Between 1840 and 1900 around 90% of the people living there shared the surname. They grew vegetables, went to sea and kept themselves to themselves, apart from when the time came for courtship. That was when they looked further afield. And woe betides any suitor looking for love with the pretty maids of Bucks. Even so, the coastal path to Peppercombe is well worn.

And yes, there was a King! This was Captain James Braund, the patriarch, who saved 12 lives throughout his life and piloted many ships safely across Bideford Bay’s treacherous Bar. His home, King’s Cottage, sits on the cliff edge and offers unrivalled views. It was he who inspired the ‘postman poet’ to write and publish a pamphlet The Braunds of Bucks, and it was sales of the tome that paid for Captain James’ lifeboat, the New Grace Darling.

Today, only eight of the 30 cottages in Bucks Mills – are occupied year round. The rest are holiday cottages or second homes. So whilst its changing fate follows the path of many of our other coastal communities, at least a new – albeit very different - generation is getting to enjoy this part of Devon’s secretive coast.

The Secretive Coast: truth is stranger than fiction

•The grand folly, Peppercombe Castle, was once the summer residence of the Pine-Coffin Family. It was abandoned but some of its remains can still be seen in the woods – along with the space where the tennis court was.

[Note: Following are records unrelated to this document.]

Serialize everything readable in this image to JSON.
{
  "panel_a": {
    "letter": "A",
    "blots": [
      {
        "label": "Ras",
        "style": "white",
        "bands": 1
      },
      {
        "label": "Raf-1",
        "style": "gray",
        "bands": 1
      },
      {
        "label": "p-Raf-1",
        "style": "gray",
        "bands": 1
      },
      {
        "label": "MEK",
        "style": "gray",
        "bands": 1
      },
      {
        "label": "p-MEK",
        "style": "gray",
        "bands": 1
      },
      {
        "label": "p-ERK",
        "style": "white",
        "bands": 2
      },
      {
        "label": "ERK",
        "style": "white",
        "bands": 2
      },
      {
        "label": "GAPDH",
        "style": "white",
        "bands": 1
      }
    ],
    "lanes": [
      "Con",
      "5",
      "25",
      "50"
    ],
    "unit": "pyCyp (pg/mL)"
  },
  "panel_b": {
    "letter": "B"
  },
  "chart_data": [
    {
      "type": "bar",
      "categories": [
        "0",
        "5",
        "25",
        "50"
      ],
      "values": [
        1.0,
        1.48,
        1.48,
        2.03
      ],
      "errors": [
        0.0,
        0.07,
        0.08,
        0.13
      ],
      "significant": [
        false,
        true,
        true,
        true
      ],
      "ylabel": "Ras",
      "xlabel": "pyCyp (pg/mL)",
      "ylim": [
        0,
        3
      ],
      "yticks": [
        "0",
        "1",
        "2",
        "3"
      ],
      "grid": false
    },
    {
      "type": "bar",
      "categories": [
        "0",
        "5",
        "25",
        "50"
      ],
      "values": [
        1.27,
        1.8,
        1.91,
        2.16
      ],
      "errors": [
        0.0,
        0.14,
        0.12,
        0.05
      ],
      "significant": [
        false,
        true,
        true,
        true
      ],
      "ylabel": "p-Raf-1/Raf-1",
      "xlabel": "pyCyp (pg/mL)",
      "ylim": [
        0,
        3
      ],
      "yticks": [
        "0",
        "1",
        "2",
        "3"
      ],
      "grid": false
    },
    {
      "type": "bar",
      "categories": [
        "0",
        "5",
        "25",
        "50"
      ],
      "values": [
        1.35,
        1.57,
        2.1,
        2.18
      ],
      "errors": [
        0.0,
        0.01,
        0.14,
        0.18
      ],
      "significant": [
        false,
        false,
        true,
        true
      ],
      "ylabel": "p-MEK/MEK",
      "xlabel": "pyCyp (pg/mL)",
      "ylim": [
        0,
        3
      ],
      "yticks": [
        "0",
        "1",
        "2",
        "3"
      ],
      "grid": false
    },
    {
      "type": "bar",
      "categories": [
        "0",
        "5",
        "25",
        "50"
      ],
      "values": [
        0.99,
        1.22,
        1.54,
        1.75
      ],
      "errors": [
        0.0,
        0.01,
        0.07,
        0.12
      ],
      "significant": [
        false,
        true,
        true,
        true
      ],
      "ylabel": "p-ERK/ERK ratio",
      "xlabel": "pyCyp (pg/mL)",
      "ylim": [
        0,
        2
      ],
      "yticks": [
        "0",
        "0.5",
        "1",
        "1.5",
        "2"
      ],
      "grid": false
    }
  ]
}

•The Pine Coffins got their name from marriage when a Pine, in a moment of beautiful irony, married a Coffin.

•The Coffin Road was not named because it was how the dead went to their final resting place in Parkham. It was because it led out of the village behind the Coffin Arms, a pub that closed in 1864.

•The river that dissects the village marks the estate and parish boundary. Those who lived on the east side went to Parkham to worship, those on the west, to Woolfardisworthy.

•There is a second castle at Peppercombe, an Iron Age fort with a lookout that offers incredible views of the coast.

•Bucks Mills developed around the time of the Napoleonic wars when Britain desperately needed to increase food production. The lime kilns here were built at this time to provide fertiliser for the land they began cultivating.

•In 1939 Prunella Scales lived in John’s Cottage when her father was posted to Somerset. It is said that her character Sybil Fawlty was based on a local landlady.

•Captain James Braund was a successful pilot because King’s Cottage enjoyed better views of the sea than his competitors in Clovelly. Thus he was able to get his gig to the ships first, so get the gig, so to speak.

•The coast here has a unique ownership status in that it is privately owned down to the low water mark because Colonel Coffin changed it in 1850 so he could claim the pebbles on the shoreline for himself. Elsewhere in the UK the Crown owns everything below the mean high water mark.

•Bucks Mills’ sandy ‘gut’ was blasted in the 1780s to allow boats to be dragged on to the shore.

•Somewhere in the woods between Peppercombe and Bucks Mills is a ruined cottage belonging to Zachary Found. He was so called because he was found under a hedge in Morwenstow.

•Mamie, the boarding house owner who sparked the Armada stories and who ran away with an actor in the 1920s, married a childhood sweetheart in her ’80s.